Resume ⇔ Job Matching Engine

During my time as a Junior Python Developer at Smartbytes Ltd. (Bangladesh), I developed this project to tackle a common challenge: making the initial screening of resumes faster and more effective. My goal was to automate the tedious manual keyword searching and provide recruiters with a ranked list of the most suitable candidates.

Key Contributions & What I Built:

  • Comprehensive End-to-End Data Pipeline:
    • I engineered a system to scrape and normalize over 15,000+ public resumes and job advertisements using Selenium and BeautifulSoup.
    • This structured text data was then stored efficiently in PostgreSQL via SQLAlchemy, creating a reliable foundation for repeatable experiments and model training.
  • Sophisticated Feature Engineering for Deeper Insights:
    • Leveraging spaCy and NLTK, I implemented Named Entity Recognition (NER) to extract key information like skills, educational background, locations, and years of experience from the text.
    • I then generated TF-IDF vectors and engineered custom features such as “skill-overlap” and “seniority-gap” scores to capture more nuanced relationships between resumes and job descriptions.
  • High-Performance Multi-Class Matching Model:
    • I rigorously benchmarked several models, including Logistic Regression and Random Forest. Ultimately, a LinearSVC model proved most effective, boosting the macro-F1 score by approximately 40% compared to the baseline.
    • The model achieved an impressive top-5 match accuracy of 92% when tested on a held-out set with 20 distinct job categories.
  • Efficient FastAPI Microservice for Real-Time Matching:
    • I developed a REST API using FastAPI, featuring a /match/ endpoint that accepts a resume and job description, returning a ranked list of candidates with corresponding confidence scores.
    • To support the frontend team of six developers, I ensured Swagger documentation was automatically generated for easy integration.
  • Streamlined Containerized Deployment:
    • I containerized the application using Docker and set up a CI/CD pipeline with GitHub Actions to automatically push images to AWS ECR. The application was deployed as an AWS ECS service, configured to auto-scale based on CPU load.

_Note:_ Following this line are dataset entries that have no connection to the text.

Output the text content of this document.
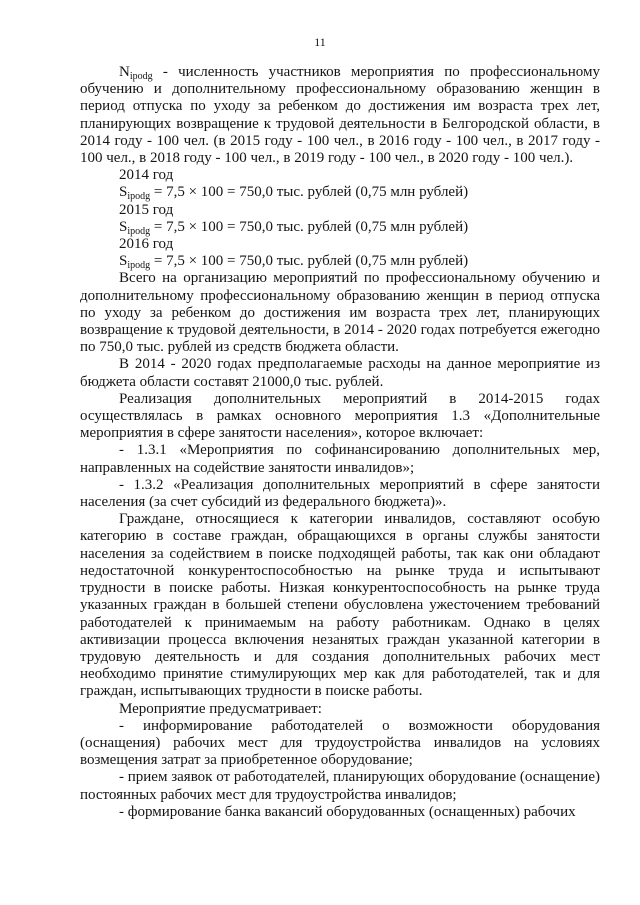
11

$N_{ipodg}$ - численность участников мероприятия по профессиональному обучению и дополнительному профессиональному образованию женщин в период отпуска по уходу за ребенком до достижения им возраста трех лет, планирующих возвращение к трудовой деятельности в Белгородской области, в 2014 году - 100 чел. (в 2015 году - 100 чел., в 2016 году - 100 чел., в 2017 году - 100 чел., в 2018 году - 100 чел., в 2019 году - 100 чел., в 2020 году - 100 чел.).

2014 год

$S_{ipodg} = 7,5 \times 100 = 750,0$ тыс. рублей (0,75 млн рублей)

2015 год

$S_{ipodg} = 7,5 \times 100 = 750,0$ тыс. рублей (0,75 млн рублей)

2016 год

$S_{ipodg} = 7,5 \times 100 = 750,0$ тыс. рублей (0,75 млн рублей)

Всего на организацию мероприятий по профессиональному обучению и дополнительному профессиональному образованию женщин в период отпуска по уходу за ребенком до достижения им возраста трех лет, планирующих возвращение к трудовой деятельности, в 2014 - 2020 годах потребуется ежегодно по 750,0 тыс. рублей из средств бюджета области.

В 2014 - 2020 годах предполагаемые расходы на данное мероприятие из бюджета области составят 21000,0 тыс. рублей.

Реализация дополнительных мероприятий в 2014-2015 годах осуществлялась в рамках основного мероприятия 1.3 «Дополнительные мероприятия в сфере занятости населения», которое включает:

- 1.3.1 «Мероприятия по софинансированию дополнительных мер, направленных на содействие занятости инвалидов»;

- 1.3.2 «Реализация дополнительных мероприятий в сфере занятости населения (за счет субсидий из федерального бюджета)».

Граждане, относящиеся к категории инвалидов, составляют особую категорию в составе граждан, обращающихся в органы службы занятости населения за содействием в поиске подходящей работы, так как они обладают недостаточной конкурентоспособностью на рынке труда и испытывают трудности в поиске работы. Низкая конкурентоспособность на рынке труда указанных граждан в большей степени обусловлена ужесточением требований работодателей к принимаемым на работу работникам. Однако в целях активизации процесса включения незанятых граждан указанной категории в трудовую деятельность и для создания дополнительных рабочих мест необходимо принятие стимулирующих мер как для работодателей, так и для граждан, испытывающих трудности в поиске работы.

Мероприятие предусматривает:

- информирование работодателей о возможности оборудования (оснащения) рабочих мест для трудоустройства инвалидов на условиях возмещения затрат за приобретенное оборудование;

- прием заявок от работодателей, планирующих оборудование (оснащение) постоянных рабочих мест для трудоустройства инвалидов;

- формирование банка вакансий оборудованных (оснащенных) рабочих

What This Project Highlights About My Abilities:

  • Practical NLP Application: Successfully applying techniques like NER, TF-IDF, and text classification (LinearSVC) to solve a real-world business problem.
  • Full-Cycle Machine Learning Development: From data collection and preprocessing to feature engineering, model training, evaluation, and deployment.
  • Backend & API Development: Proficiency in building robust and scalable microservices with Python and FastAPI.
  • Data Engineering & Management: Experience with web scraping (Selenium, BeautifulSoup), data storage (PostgreSQL, SQLAlchemy), and building data pipelines.
  • DevOps & Cloud Deployment: Skills in containerization (Docker) and CI/CD (GitHub Actions) for deployment on AWS (ECR, ECS).
  • Collaboration & Impact: Delivering a tool that directly supported a development team and aimed to improve recruiter efficiency.

Key Technologies I Employed: Python, spaCy, NLTK, scikit-learn, FastAPI, SQLAlchemy, TF-IDF, LinearSVC, BeautifulSoup, Selenium, PostgreSQL, Docker, AWS ECS, GitHub Actions.